About Jeff Masters
Dr. Masters co-founded wunderground in 1995. He flew with the NOAA Hurricane Hunters 1986-1990. Co-blogging with him: Bob Henson, @bhensonweather
By: Dr. Jeff Masters , 1:55 PM GMT on June 15, 2007
An area of disturbed weather (94L) with heavy thunderstorm activity has developed in the western Caribbean between Mexico's Yucatan Peninsula and Cuba. This disturbance has the potential to form into a tropical depression by Sunday as it drifts northwards into the Gulf of Mexico. Wind shear over the northwest Caribbean is a not-so-healthy-for-development 20-25 knots, but is forecast to decrease somewhat over the next 48 hours. There is some dry air over the western Caribbean and southern Gulf of Mexico, but water vapor satellite loops show that the thunderstorm activity starting to fire up in association with the disturbance is steadily moistening the atmosphere. However, surface pressures are rising over the region, and thus any development is going to be slow to occur. The 7:21am EDT QuikSCAT satellite wind map show no surface circulation, and neither do satellite loops. Top winds from QuikSCAT were in the 20-30 mph range. However, winds were only about 15 mph at the Yucatan Basin buoy, and this is more representative of the winds associated with the disturbance.

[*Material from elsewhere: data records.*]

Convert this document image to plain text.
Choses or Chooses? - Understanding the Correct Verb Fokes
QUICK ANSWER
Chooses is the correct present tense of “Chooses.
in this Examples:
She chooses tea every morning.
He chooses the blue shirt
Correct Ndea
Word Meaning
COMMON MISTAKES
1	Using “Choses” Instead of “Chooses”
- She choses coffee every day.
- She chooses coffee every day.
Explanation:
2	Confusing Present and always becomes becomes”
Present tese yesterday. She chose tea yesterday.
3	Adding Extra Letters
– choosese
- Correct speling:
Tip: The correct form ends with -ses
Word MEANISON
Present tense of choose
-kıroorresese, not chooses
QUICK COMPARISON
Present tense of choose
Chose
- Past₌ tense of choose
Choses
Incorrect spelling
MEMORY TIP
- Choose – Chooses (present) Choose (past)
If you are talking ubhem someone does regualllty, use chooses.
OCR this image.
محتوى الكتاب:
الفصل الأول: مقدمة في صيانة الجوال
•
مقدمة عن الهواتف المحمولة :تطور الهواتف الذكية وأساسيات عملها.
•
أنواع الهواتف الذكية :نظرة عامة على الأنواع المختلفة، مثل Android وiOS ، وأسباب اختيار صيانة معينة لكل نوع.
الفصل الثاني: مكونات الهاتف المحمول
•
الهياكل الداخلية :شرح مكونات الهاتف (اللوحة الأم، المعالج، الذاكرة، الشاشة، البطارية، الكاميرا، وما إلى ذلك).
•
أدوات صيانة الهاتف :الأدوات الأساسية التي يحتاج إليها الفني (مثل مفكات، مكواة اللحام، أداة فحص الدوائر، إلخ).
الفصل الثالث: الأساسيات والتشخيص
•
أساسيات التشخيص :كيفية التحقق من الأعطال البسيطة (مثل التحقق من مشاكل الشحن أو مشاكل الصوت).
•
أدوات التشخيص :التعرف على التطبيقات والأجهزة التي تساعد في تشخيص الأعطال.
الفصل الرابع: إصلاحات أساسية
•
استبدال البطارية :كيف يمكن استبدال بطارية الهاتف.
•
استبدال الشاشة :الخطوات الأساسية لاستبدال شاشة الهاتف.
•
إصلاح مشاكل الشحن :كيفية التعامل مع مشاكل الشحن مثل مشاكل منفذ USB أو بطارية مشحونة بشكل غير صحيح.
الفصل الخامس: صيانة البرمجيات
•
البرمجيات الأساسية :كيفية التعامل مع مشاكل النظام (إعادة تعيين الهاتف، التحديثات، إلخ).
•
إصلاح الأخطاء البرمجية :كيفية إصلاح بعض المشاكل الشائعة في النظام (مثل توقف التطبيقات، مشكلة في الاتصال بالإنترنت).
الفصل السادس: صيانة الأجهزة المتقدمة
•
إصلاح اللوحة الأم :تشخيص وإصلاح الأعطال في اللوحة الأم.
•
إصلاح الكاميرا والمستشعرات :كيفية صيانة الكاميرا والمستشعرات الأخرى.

Figure 1. Visible satellite image of the western Caribbean disturbance.
Figure 2. Early model tracks for the western Caribbean disturbance.
None of the computer models forecast that this system will become a tropical storm, but the GFS model is indicating that an extratropical storm will form from this system early next week once it moves over Florida. The situation looks similar to what happened with Tropical Storm Barry, and we could get a hybrid subtropical storm forming in the Gulf on Saturday or Sunday, as the system passes over some very deep warm waters associated with the "Loop Current" that feed the Gulf Stream. There will be a lot of wind shear (20-40 knots) over the northern Gulf of Mexico over the next seven days, which should prevent any system that forms from having winds stonger than about 60 mph. A tropical, subtropical or extratropical storm with winds topping out at 50 mph is 20% probable, though, and Florida may be the beneficiary of another good rain-making storm.
A Hurricane Hunter flight was scheduled to visit the system at 2pm EDT this afternoon, but has been canceled. The flight has not been re-scheduled for Saturday. I'll have an update on this system this afternoon, and will include my rest of June outlook for hurricane season.